Okay, at least I tried.

When Ringer and I join the others, Oompa’s body is gone. They stashed him in one of the cars. Flint’s idea. Very similar to his idea for the rest of us.

“We’ve got good cover in here. I say we hunker down in the cars until pickup.”

“Only one person’s vote counts in this unit, Flint,” I tell him.

“Yeah, and how’s that working out for us?” he says, thrusting his chin toward me, mouth curled into a sneer. “Oh, I know. Let’s ask Oompa!”

“Flintstone,” Ringer says. “At ease. Zombie’s right.”

“Until you two walk into an ambush, and then I guess he’s wrong.”

“At which point you’re the C.O., and you can make the call,” I snap. “Dumbo, you’ve got Teacup duty.” If we can pry her off Ringer. She’s pasted herself back onto Ringer’s leg. “If we’re not back in thirty minutes, we’re not coming back.”

And then Ringer says, because she’s Ringer, “We’re coming back.”

59

THE TANKER’S BURNED down to its tires. Crouching in the pedestrian entrance to the garage, I point at the building across the street glowing orange in the firelight.

“That’s our entry point. Third window from the left-hand corner, completely busted out, see it?”

Ringer nods absently. Something’s on her mind. She keeps fiddling with the eyepiece, pulling it away from her eye, pushing it back again. The certainty she showed in front of the squad is gone.

“The impossible shot…,” she whispers. Then she turns to me. “How do you know when you’re going Dorothy?”

I shake my head. Where’s this coming from? “You’re not going Dorothy,” I tell her, and punctuate it with a pat on the arm.

“How can you be sure?” Eyes darting back and forth, restless, looking for somewhere to light. The way Tank’s eyes danced before he popped. “Crazy people—they never think they’re crazy. Their craziness makes perfect sense to them.”

There’s a desperate, very un-Ringerlike look in her eyes.

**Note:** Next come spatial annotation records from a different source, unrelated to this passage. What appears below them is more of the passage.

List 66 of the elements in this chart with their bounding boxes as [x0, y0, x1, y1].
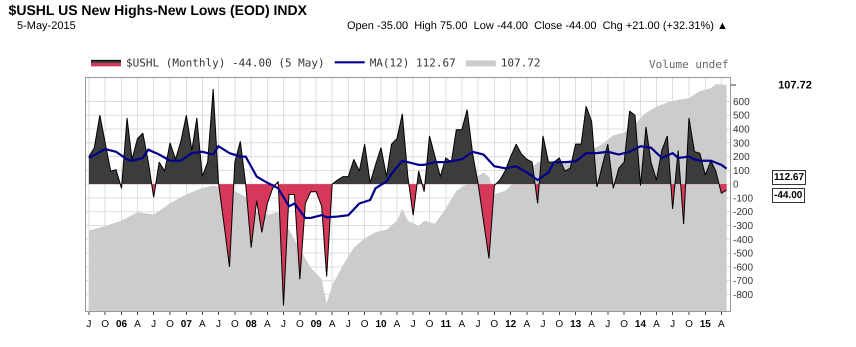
x-tick-label: J	[540, 319, 546, 330]
x-tick-label: 07	[180, 319, 192, 330]
text: Open -35.00 High 75.00 Low -44.00 Close -44.00 Chg +21.00 (+32.31%) ▲	[347, 20, 728, 32]
x-tick-label: 11	[440, 319, 452, 330]
x-tick-label: J	[475, 319, 480, 330]
y-tick-label: 500	[733, 110, 750, 122]
y-tick-label: -100	[733, 193, 754, 204]
y-tick-label: 100	[733, 166, 750, 177]
legend-label: MA(12) 112.67	[370, 56, 456, 70]
y-tick-label: -800	[733, 290, 754, 301]
x-tick-label: A	[134, 319, 142, 330]
x-tick-label: J	[346, 319, 351, 330]
y-tick-label: -700	[733, 276, 754, 288]
text: 112.67	[774, 172, 804, 183]
x-tick-label: J	[605, 319, 610, 330]
x-tick-label: O	[490, 319, 498, 330]
y-tick-label: -200	[733, 207, 754, 218]
y-tick-label: 300	[733, 138, 750, 150]
text: Volume undef	[649, 58, 728, 71]
x-tick-label: 15	[700, 319, 712, 330]
x-tick-label: A	[653, 319, 660, 330]
y-tick-label: -300	[733, 221, 754, 232]
x-tick-label: 06	[116, 319, 128, 330]
x-tick-label: J	[216, 319, 221, 330]
x-tick-label: A	[264, 319, 272, 330]
x-tick-label: A	[328, 319, 336, 330]
x-tick-label: O	[166, 319, 174, 330]
x-tick-label: A	[394, 319, 401, 330]
y2-tick-label: 107.72	[778, 80, 812, 92]
chart-subtitle: 5-May-2015	[17, 20, 76, 32]
x-tick-label: 10	[375, 319, 387, 330]
x-tick-label: O	[101, 319, 110, 330]
x-tick-label: 09	[310, 319, 322, 330]
line-series	[88, 145, 728, 220]
x-tick-label: O	[426, 319, 434, 330]
x-tick-label: A	[458, 319, 466, 330]
x-tick-label: A	[198, 319, 206, 330]
y-tick-label: -500	[733, 248, 754, 260]
x-tick-label: O	[360, 319, 369, 330]
x-tick-label: J	[410, 319, 416, 330]
x-tick-label: J	[151, 319, 156, 330]
x-tick-label: 08	[246, 319, 258, 330]
y-tick-label: 600	[733, 96, 750, 108]
x-tick-label: A	[523, 319, 530, 330]
x-tick-label: O	[620, 319, 628, 330]
x-tick-label: 14	[634, 319, 646, 330]
x-tick-label: O	[296, 319, 304, 330]
y-tick-label: -600	[733, 262, 754, 274]
x-tick-label: O	[685, 319, 694, 330]
chart-title: $USHL US New Highs-New Lows (EOD) INDX	[8, 2, 308, 18]
x-tick-label: O	[555, 319, 564, 330]
y-tick-label: 400	[733, 124, 750, 136]
x-tick-label: O	[230, 319, 239, 330]
x-tick-label: J	[86, 319, 92, 330]
x-tick-label: A	[718, 319, 725, 330]
y-tick-label: 0	[733, 180, 739, 191]
x-tick-label: 12	[505, 319, 517, 330]
y-tick-label: 200	[733, 152, 750, 164]
x-tick-label: J	[281, 319, 286, 330]
x-tick-label: J	[670, 319, 676, 330]
x-tick-label: 13	[570, 319, 582, 330]
legend-label: $USHL (Monthly) -44.00 (5 May)	[126, 56, 325, 70]
legend-label: 107.72	[500, 56, 541, 70]
y-tick-label: -400	[733, 234, 754, 246]
x-tick-label: A	[588, 319, 596, 330]
text: -44.00	[774, 190, 803, 201]
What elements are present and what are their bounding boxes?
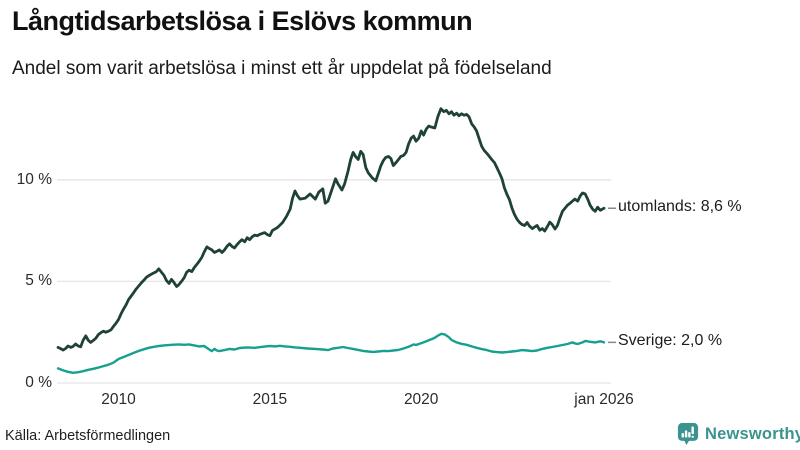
page-subtitle: Andel som varit arbetslösa i minst ett å… <box>12 58 552 79</box>
x-axis-tick-2015: 2015 <box>252 391 288 408</box>
x-axis-tick-2020: 2020 <box>403 391 439 408</box>
newsworthy-logo: Newsworthy <box>677 422 800 446</box>
source-credit: Källa: Arbetsförmedlingen <box>5 428 171 444</box>
x-axis-tick-2010: 2010 <box>101 391 136 408</box>
y-axis-tick-5: 5 % <box>25 272 52 290</box>
x-axis-tick-jan-2026: jan 2026 <box>574 391 634 408</box>
newsworthy-icon <box>677 423 699 445</box>
series-label-sverige: Sverige: 2,0 % <box>618 332 723 350</box>
series-label-utomlands: utomlands: 8,6 % <box>618 198 742 216</box>
y-axis-tick-10: 10 % <box>16 170 52 188</box>
series-line-Sverige <box>56 332 606 374</box>
newsworthy-wordmark: Newsworthy <box>705 424 800 443</box>
series-line-utomlands <box>56 107 606 352</box>
y-axis-tick-0: 0 % <box>25 374 52 391</box>
page-title: Långtidsarbetslösa i Eslövs kommun <box>12 6 473 36</box>
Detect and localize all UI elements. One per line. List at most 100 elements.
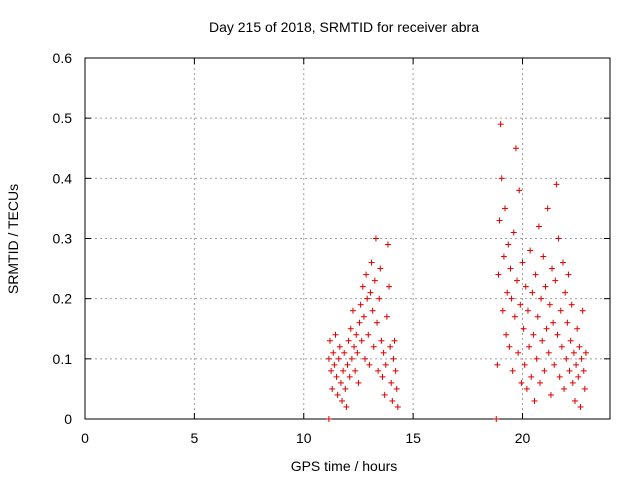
data-point: [553, 181, 560, 188]
y-tick-label: 0.4: [53, 170, 73, 186]
data-point: [505, 241, 512, 248]
data-point: [375, 367, 382, 374]
data-point: [335, 355, 342, 362]
data-point: [356, 319, 363, 326]
y-tick-label: 0.6: [53, 50, 73, 66]
data-point: [389, 397, 396, 404]
data-point: [543, 325, 550, 332]
data-point: [504, 289, 511, 296]
x-tick-label: 0: [81, 430, 89, 446]
data-point: [346, 373, 353, 380]
data-point: [572, 397, 578, 404]
data-point: [519, 259, 526, 266]
data-point: [381, 391, 388, 398]
data-point: [502, 205, 508, 212]
data-point: [552, 277, 559, 284]
data-point: [509, 367, 516, 374]
data-point: [496, 217, 503, 224]
data-point: [367, 289, 374, 296]
data-point: [364, 295, 371, 302]
data-point: [352, 367, 359, 374]
data-point: [558, 343, 565, 350]
data-point: [340, 367, 347, 374]
data-point: [516, 187, 523, 194]
data-point: [564, 319, 571, 326]
data-point: [557, 307, 564, 314]
y-tick-label: 0.1: [53, 351, 73, 367]
data-point: [542, 283, 549, 290]
data-point: [576, 343, 583, 350]
data-point: [567, 337, 574, 344]
data-point: [535, 223, 542, 230]
x-tick-label: 15: [405, 430, 421, 446]
data-point: [507, 265, 514, 272]
data-point: [534, 313, 541, 320]
data-point: [336, 343, 343, 350]
data-point: [581, 385, 588, 392]
data-point: [339, 397, 346, 404]
data-point: [332, 331, 339, 338]
data-point: [379, 373, 386, 380]
data-point: [520, 325, 527, 332]
y-axis-label: SRMTID / TECUs: [5, 184, 21, 294]
data-point: [549, 265, 556, 272]
data-point: [366, 361, 373, 368]
data-point: [582, 349, 589, 356]
data-point: [500, 253, 507, 260]
data-point: [376, 295, 383, 302]
data-point: [328, 367, 335, 374]
data-point: [550, 319, 557, 326]
data-point: [497, 121, 504, 128]
data-point: [494, 361, 501, 368]
data-point: [508, 295, 515, 302]
data-point: [388, 379, 395, 386]
data-point: [506, 343, 513, 350]
data-point: [533, 355, 540, 362]
data-point: [498, 175, 505, 182]
data-point: [325, 355, 332, 362]
data-point: [528, 373, 535, 380]
data-point: [330, 349, 337, 356]
x-tick-label: 20: [515, 430, 531, 446]
data-point: [499, 307, 506, 314]
data-point: [360, 313, 367, 320]
data-point: [333, 373, 340, 380]
y-tick-label: 0: [64, 411, 72, 427]
data-point: [547, 391, 554, 398]
data-point: [544, 205, 551, 212]
data-point: [325, 416, 332, 422]
data-point: [503, 331, 510, 338]
data-point: [541, 367, 548, 374]
data-point: [555, 235, 562, 242]
data-point: [514, 277, 521, 284]
data-point: [531, 397, 538, 404]
data-point: [372, 235, 379, 242]
data-point: [574, 325, 581, 332]
data-point: [345, 337, 352, 344]
data-point: [393, 385, 400, 392]
data-point: [495, 271, 502, 278]
data-point: [359, 283, 366, 290]
data-point: [556, 373, 563, 380]
data-point: [569, 379, 576, 386]
data-point: [579, 307, 586, 314]
data-point: [341, 349, 348, 356]
data-point: [386, 283, 393, 290]
data-point: [580, 367, 587, 374]
y-tick-label: 0.5: [53, 110, 73, 126]
y-tick-label: 0.2: [53, 291, 73, 307]
data-point: [518, 379, 525, 386]
data-point: [371, 277, 378, 284]
data-point: [561, 385, 568, 392]
data-point: [391, 337, 398, 344]
data-point: [563, 355, 570, 362]
data-point: [537, 379, 543, 386]
data-point: [578, 355, 585, 362]
data-point: [521, 361, 528, 368]
data-point: [378, 337, 385, 344]
data-point: [344, 361, 351, 368]
x-tick-label: 5: [190, 430, 198, 446]
data-point: [526, 343, 533, 350]
data-point: [539, 337, 546, 344]
data-point: [566, 367, 573, 374]
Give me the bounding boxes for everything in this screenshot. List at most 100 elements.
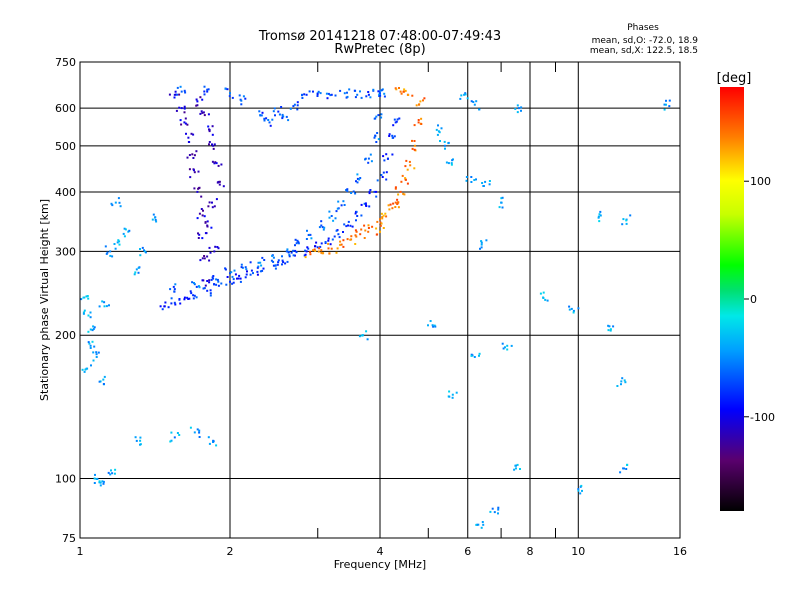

“You’re not crazy. Trust me.”

Wrong thing to say.

“Why should I?” she shoots back. It’s the first time I’ve heard any emotion out of her. “Why should I trust you, and why should you trust me? How do you know I’m not one of them, Zombie?”

Finally, an easy question. “Because we’ve been screened. And we don’t light up in each other’s eyepieces.”

She looks at me for a very long moment, then she murmurs, “God, I wish you played chess.”

Our ten minutes are up. Above us, Poundcake opens up on the rooftop across the street; the sniper immediately returns fire; and we go. We’re barely off the curb when the asphalt explodes in front of us. We split up, Ringer zipping off to the right, me to the left, and I hear the whine of the bullet, a high-pitched sandpapery sound, about a month before it tears open the sleeve of my jacket. The instinct burned into me from months of drilling to return fire is very hard to resist. I leap onto the curb and in two strides I’m pressed hard against the comforting cold concrete of the building. That’s when I see Ringer slip on a patch of ice and fall face-first toward the curb. She waves me back. “No!” A round bites off a piece of the curbing that rakes across her neck. Screw her no. I bound over to her, grab her arm, and sling her toward the building. Another round whizzes past my head as I backpedal to safety.

She’s bleeding. The wound shimmers black in the firelight. She waves me on, Go, go. We trot along the side of the building to the broken window and dive inside.

Took less than a minute to cross. Felt like two hours.

We’re inside what used to be an upscale boutique. Looted several times over, full of empty racks and broken hangers, creepy headless mannequins and posters of overly serious fashion models on the walls. A sign on the service counter reads, GOING OUT OF BUSINESS SALE.